У нас ведь как в культуре? Если сектанты всплывают в кино, то они показываются либо корыстно, либо комично. Надеюсь, смог передать другое отношение к этому глубокому явлению. Также надеюсь, что мне удалось хоть немного передать и свет этих людей, и их веру, и показать неоднозначность феномена сектанства. Там появляются, например, ведьмы: странные женщины, превращающиеся по ночам в птиц, еще голуби, которые доставляют запрещенные вещества в колонии, и безумные хаты с людьми и животными. Обязательно посмотрите.

Кадр из фильма «Снег, сестра и росомаха», 2022
 

— Полагаю, тебе небезразлично, как воспримут этот фильм представители РПЦ.

— Очень надеюсь, что воспримут с теплом. Более того, уверен, что многих православных фильм по-хорошему зацепит. Конечно, кто-нибудь из христиан посмотрит и ревностно отнесется, а кто-нибудь скажет: в главном — единство, в спорном — свобода, во всем — любовь. Кстати, прописывать проповеди для главной героини мне помогал православный священник.

— Судя по всему, вторая твоя картина существенно отличается от первой.

— Первый фильм был неким экспериментом: там отец отправляет троих сыновей невесть куда на поиски покойника, который мелькнул в один день в трех разных городах. Мы с Федей Лавровым сидели у меня дома, я ему набрасывал разные сценарии, и за этот он зацепился, сказал, что нужно снимать. В итоге получилась объемная симфония, эзотерический, но не перегруженный символами трактат, поэтому его вполне можно смотреть в качестве отдыха как странное и немного смешное кино про бандитов. Ну и какой ансамбль собрался, мы позвали наших друзей: Кирилла Полухина, Женю Ткачука, Пахома, Андрея Бледного, Олега Гаркушу, Ант написал музыку. Это случай удачного эксперимента. Осенью фильм выйдет в широкий прокат по всей стране. Тоже обязательно посмотрите.

— То есть сейчас ты занимаешься в первую очередь кинематографом?

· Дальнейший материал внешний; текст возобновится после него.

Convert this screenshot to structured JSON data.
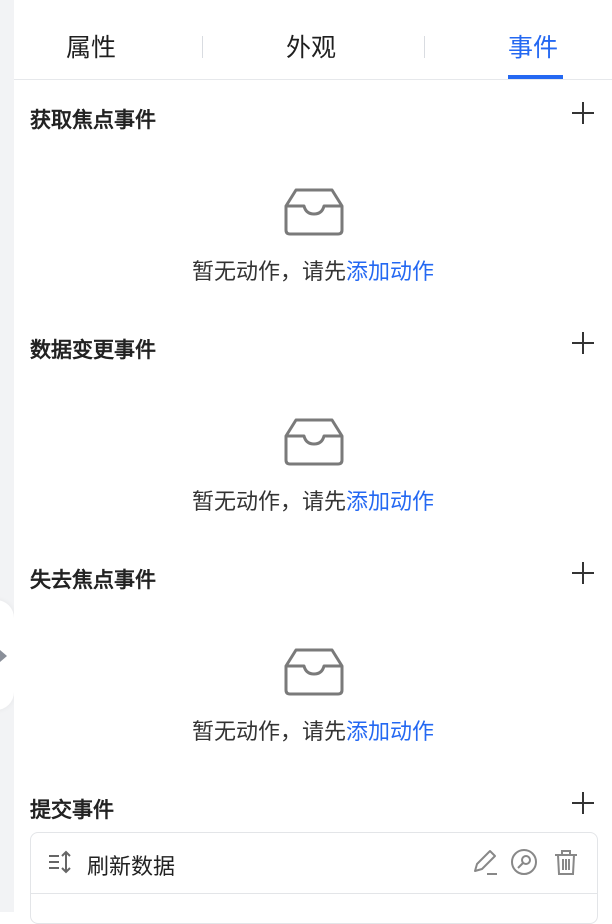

— Да, и театром. Недавно мы с той же командой, что работала над первыми двумя фильмами (только художники новые), приступили к съемкам третьего. Рабочее название — «Отпуск в октябре». Сюжет крайне прост: две наши актрисы, устав от бессмысленности съемок в сериалах и блужданий по кастингам, едут покорять Болливуд. Но что с ними там произойдет, предсказать невозможно. Они попадут в Равинагар, если коротко.

— В Индии будете снимать?

— Да, в основном в Дели и Варанаси. Питерский блок уже сняли, готовимся к индийской части. Надеемся, что получится организовать совместное производство с какой-нибудь болливудской студией. У нас прекрасная команда, тоже своего рода община людей, близких по духу. Съемки в Индии — новая планка для нас, но мы справимся.

— Хинди не забыл?

— Почти забыл. Конечно забудешь, если пять лет ни слова. Ничего, поедем — вспомню.

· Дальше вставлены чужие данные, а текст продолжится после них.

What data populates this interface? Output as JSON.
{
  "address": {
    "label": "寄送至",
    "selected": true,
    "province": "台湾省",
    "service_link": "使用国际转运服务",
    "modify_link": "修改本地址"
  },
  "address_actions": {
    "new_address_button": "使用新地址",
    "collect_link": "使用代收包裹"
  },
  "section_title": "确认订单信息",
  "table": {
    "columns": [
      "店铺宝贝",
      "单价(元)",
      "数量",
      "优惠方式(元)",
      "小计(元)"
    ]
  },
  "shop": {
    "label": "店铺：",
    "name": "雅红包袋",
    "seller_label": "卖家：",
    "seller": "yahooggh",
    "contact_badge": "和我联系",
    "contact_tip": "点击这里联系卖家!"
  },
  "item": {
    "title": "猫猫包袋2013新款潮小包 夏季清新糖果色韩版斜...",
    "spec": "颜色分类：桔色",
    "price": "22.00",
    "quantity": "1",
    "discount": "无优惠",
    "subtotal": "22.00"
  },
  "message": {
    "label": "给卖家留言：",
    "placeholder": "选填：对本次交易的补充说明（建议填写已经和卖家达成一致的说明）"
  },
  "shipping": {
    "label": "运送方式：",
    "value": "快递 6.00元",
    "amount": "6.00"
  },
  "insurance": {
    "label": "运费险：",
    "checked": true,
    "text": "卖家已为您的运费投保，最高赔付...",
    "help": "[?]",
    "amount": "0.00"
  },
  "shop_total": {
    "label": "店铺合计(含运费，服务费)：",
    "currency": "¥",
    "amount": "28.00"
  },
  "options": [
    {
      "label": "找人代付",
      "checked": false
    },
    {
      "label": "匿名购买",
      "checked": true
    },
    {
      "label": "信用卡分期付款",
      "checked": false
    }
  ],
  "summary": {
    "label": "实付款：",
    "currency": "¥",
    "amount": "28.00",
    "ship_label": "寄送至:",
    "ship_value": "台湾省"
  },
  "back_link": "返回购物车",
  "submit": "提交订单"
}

Кадр из фильма «Снег, сестра и росомаха», 2022
 

О ТЕАТРЕ

— Во время прошлой нашей встречи ты говорил, что хочешь поставить большой спектакль по «Бременским музыкантам». Почему тебя привлекла именно эта сказка, как бы ты хотел ее разыграть и с чем у тебя ассоциируются ее герои и сюжет?

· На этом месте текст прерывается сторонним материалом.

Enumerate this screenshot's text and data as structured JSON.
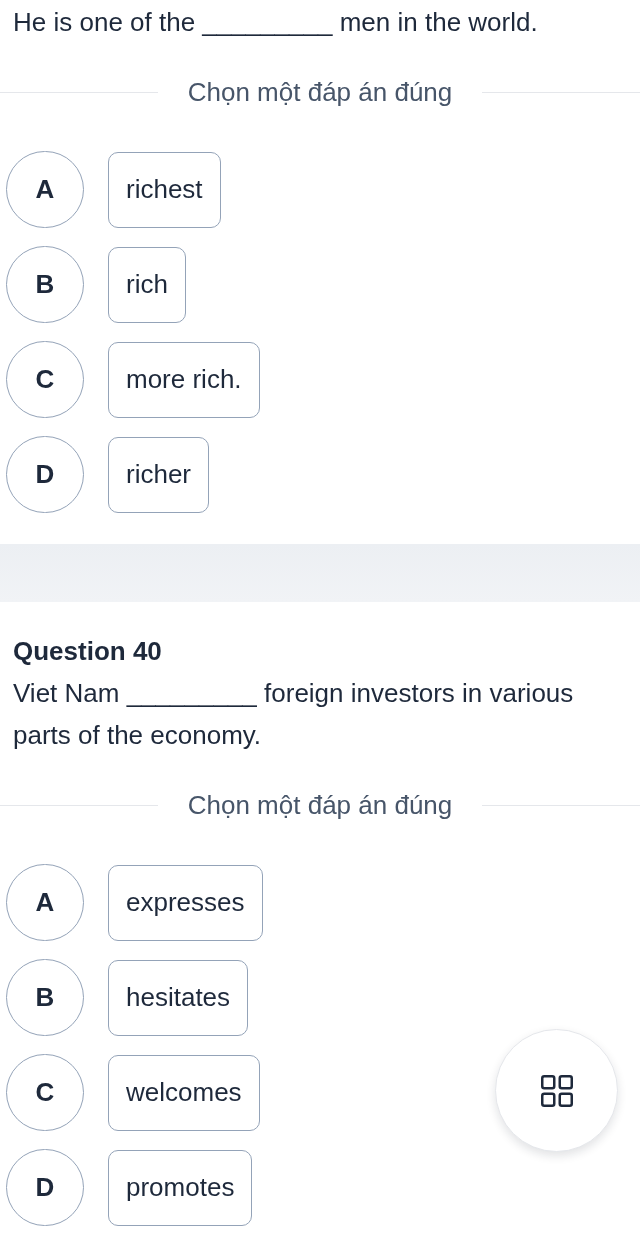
{
  "questions": [
    {
      "text": "He is one of the _________ men in the world.",
      "instruction": "Chọn một đáp án đúng",
      "options": [
        {
          "letter": "A",
          "text": "richest",
          "selected": false
        },
        {
          "letter": "B",
          "text": "rich",
          "selected": false
        },
        {
          "letter": "C",
          "text": "more rich.",
          "selected": false
        },
        {
          "letter": "D",
          "text": "richer",
          "selected": false
        }
      ]
    },
    {
      "title": "Question 40",
      "text": "Viet Nam _________ foreign investors in various parts of the economy.",
      "instruction": "Chọn một đáp án đúng",
      "options": [
        {
          "letter": "A",
          "text": "expresses",
          "selected": false
        },
        {
          "letter": "B",
          "text": "hesitates",
          "selected": false
        },
        {
          "letter": "C",
          "text": "welcomes",
          "selected": false
        },
        {
          "letter": "D",
          "text": "promotes",
          "selected": false
        }
      ]
    }
  ]
}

— В детстве «Бременские музыканты» были единственной пластинкой, которой я не боялся. От всех остальных пластинок исходил какой-то легкий ужас, я их заводил и сам от них прятался, а «Бременские» были песней о свободе. Когда-то пытался осмыслить «Зимовье зверей», похожие сказки, и пришел к идее, что это истории экзорцизма. Четыре животных изгоняют разбойников из дома. Кто они? Животные из видения Иезекииля? А потом мне показалось, что четыре животных — это четыре евангелиста, и у каждого из них свой ритм. Иоанн — это, конечно же, птица. Марк — собака (или лев), Лука — осел (или телец), Матфей — кот (или ангел). Странная симфония: это Евангелие, звучащее в четырех разных ритмах. Животные выброшены из успешного мира ветхих людей, мира сухого закона, и точно так же были гонимы проповедники учения Христа, первые христиане, а христианство воспринималось как соблазн для иудеев и безумие для эллинов. Дом, который они занимают, — мир вообще, или сознание людей. Они изгоняют оттуда бесов и ветхое представление о жизни.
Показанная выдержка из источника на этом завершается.